Today, Armor Indexes and Exchange Traded Concepts have rolled out a sector-focused ETF-of-ETFs. The Armor US Equity Index ETF (ARMR) was created with the idea of helping to improve performance by avoiding sectors that are likely to underperform and avoiding drawdowns.
ARMR comes with an expense ratio of 0.60% and lists on the NYSE Arca.
“One of the things that I’ve witnessed over the last 20 years is that a lot of decisions tend to get made at times that are either based on fear or greed. To me, that does not seem like a healthy way to approach asset management. One of the keys, I believe, to having success over the long term is to have a rules based or quantitative based structure around the decisions that you’re making,” said Armor Index founder Jim Colquitt.
“If you can reduce drawdowns through time and do so with a systematic approach, you’re likely to have better investment results over the long term,” he added.
The methodology of the underlying index relies on a metric known as the market performance indicator (MPI), which signals which sectors are likely to outperform while exhibiting the lowest downside risk. Those sectors are represented by sector ETFs that are equally weighted within the portfolio, the prospectus says.
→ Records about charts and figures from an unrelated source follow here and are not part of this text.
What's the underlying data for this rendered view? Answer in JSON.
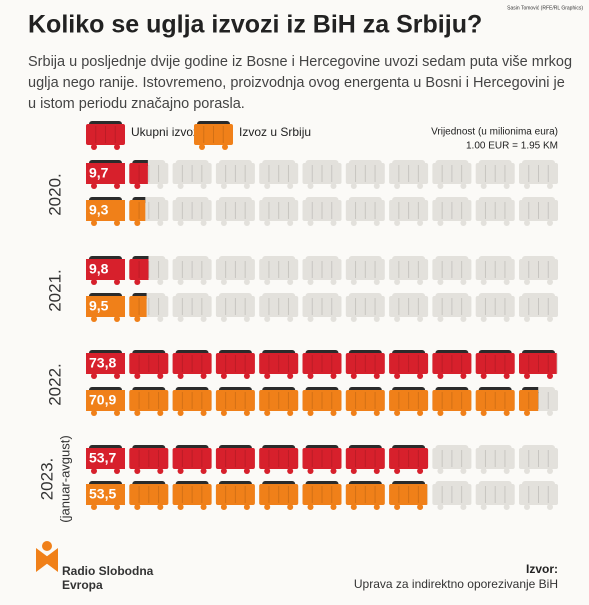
{
  "chart_data": {
    "type": "pictogram-bar",
    "title": "Koliko se uglja izvozi iz BiH za Srbiju?",
    "credit": "Sasin Tomović (RFE/RL Graphics)",
    "subtitle": [
      "Srbija u posljednje dvije godine iz Bosne i Hercegovine uvozi sedam puta više mrkog",
      "uglja nego ranije. Istovremeno, proizvodnja ovog energenta u Bosni i Hercegovini je",
      "u istom periodu značajno porasla."
    ],
    "unit_note": [
      "Vrijednost (u milionima eura)",
      "1.00 EUR = 1.95 KM"
    ],
    "categories": [
      "2020.",
      "2021.",
      "2022.",
      "2023."
    ],
    "category_notes": [
      null,
      null,
      null,
      "(januar-avgust)"
    ],
    "xlim": [
      0,
      74
    ],
    "series": [
      {
        "name": "Ukupni izvoz",
        "color": "#d7202c",
        "values": [
          9.7,
          9.8,
          73.8,
          53.7
        ],
        "value_labels": [
          "9,7",
          "9,8",
          "73,8",
          "53,7"
        ]
      },
      {
        "name": "Izvoz u Srbiju",
        "color": "#f08019",
        "values": [
          9.3,
          9.5,
          70.9,
          53.5
        ],
        "value_labels": [
          "9,3",
          "9,5",
          "70,9",
          "53,5"
        ]
      }
    ],
    "brand": [
      "Radio Slobodna",
      "Evropa"
    ],
    "source": [
      "Izvor:",
      "Uprava za indirektno oporezivanje BiH"
    ]
  }
}
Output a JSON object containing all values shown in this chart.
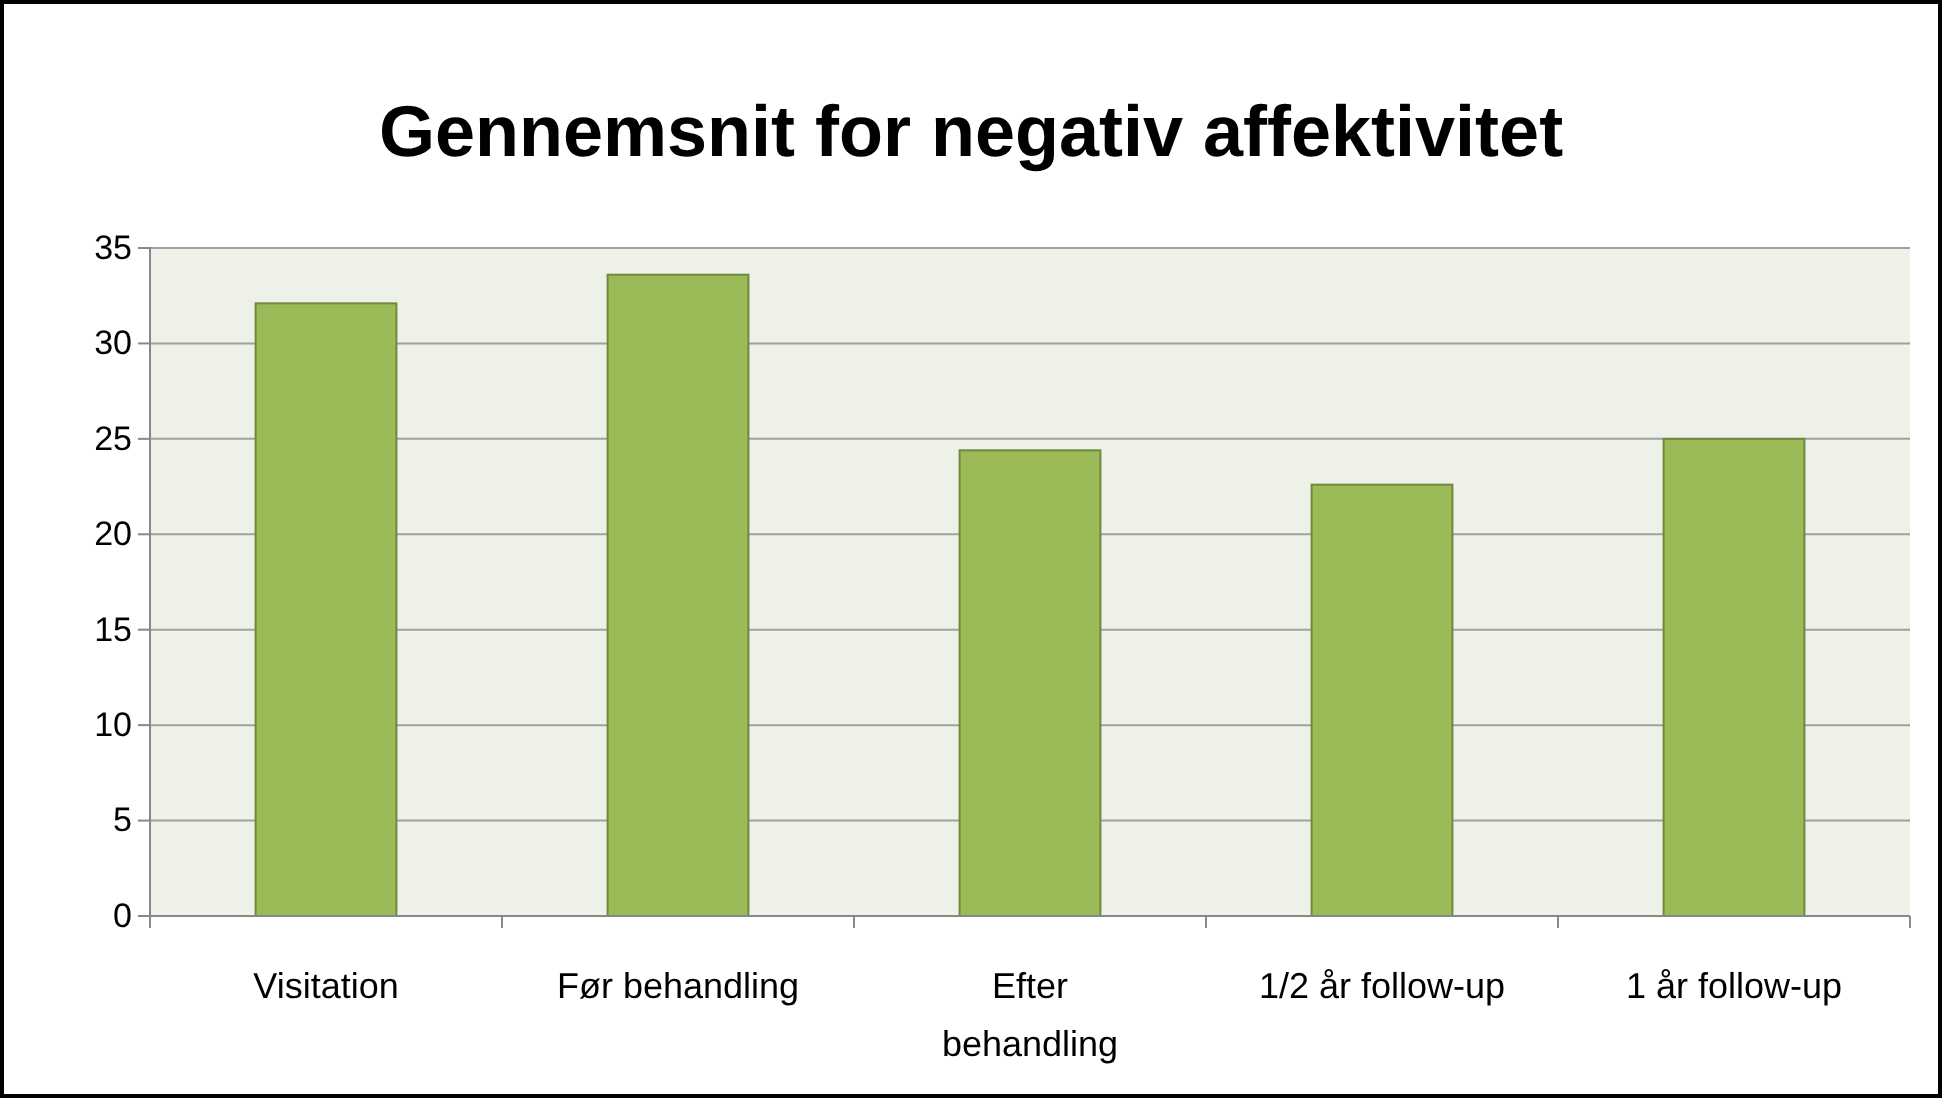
{
  "chart_data": {
    "type": "bar",
    "title": "Gennemsnit for negativ affektivitet",
    "categories": [
      "Visitation",
      "Før behandling",
      "Efter behandling",
      "1/2 år follow-up",
      "1 år follow-up"
    ],
    "values": [
      32.1,
      33.6,
      24.4,
      22.6,
      25.0
    ],
    "color": "#9bbb59",
    "ylim": [
      0,
      35
    ],
    "yticks": [
      0,
      5,
      10,
      15,
      20,
      25,
      30,
      35
    ],
    "grid": "y"
  }
}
“The idea here is that if we break it down into sectors as opposed to just getting exposure to the market as a whole, what we find is there are times when an individual sector may not be performing well but the overall market is. If we can eliminate exposure to that one sector—or two sectors or three sectors—then you can still have very solid returns by investing in the sectors that are doing well,” Colquitt noted.
The index is updated monthly and uses the Global Industry Classification Standard’s 11 sectors. When necessary, if the MPI says no sector is expected to perform well, the fund can shift into Treasury securities, according to the prospectus.
Colquitt said that the fund is currently using mostly Vanguard ETFs to get the required sector exposure due to their low costs and liquidity.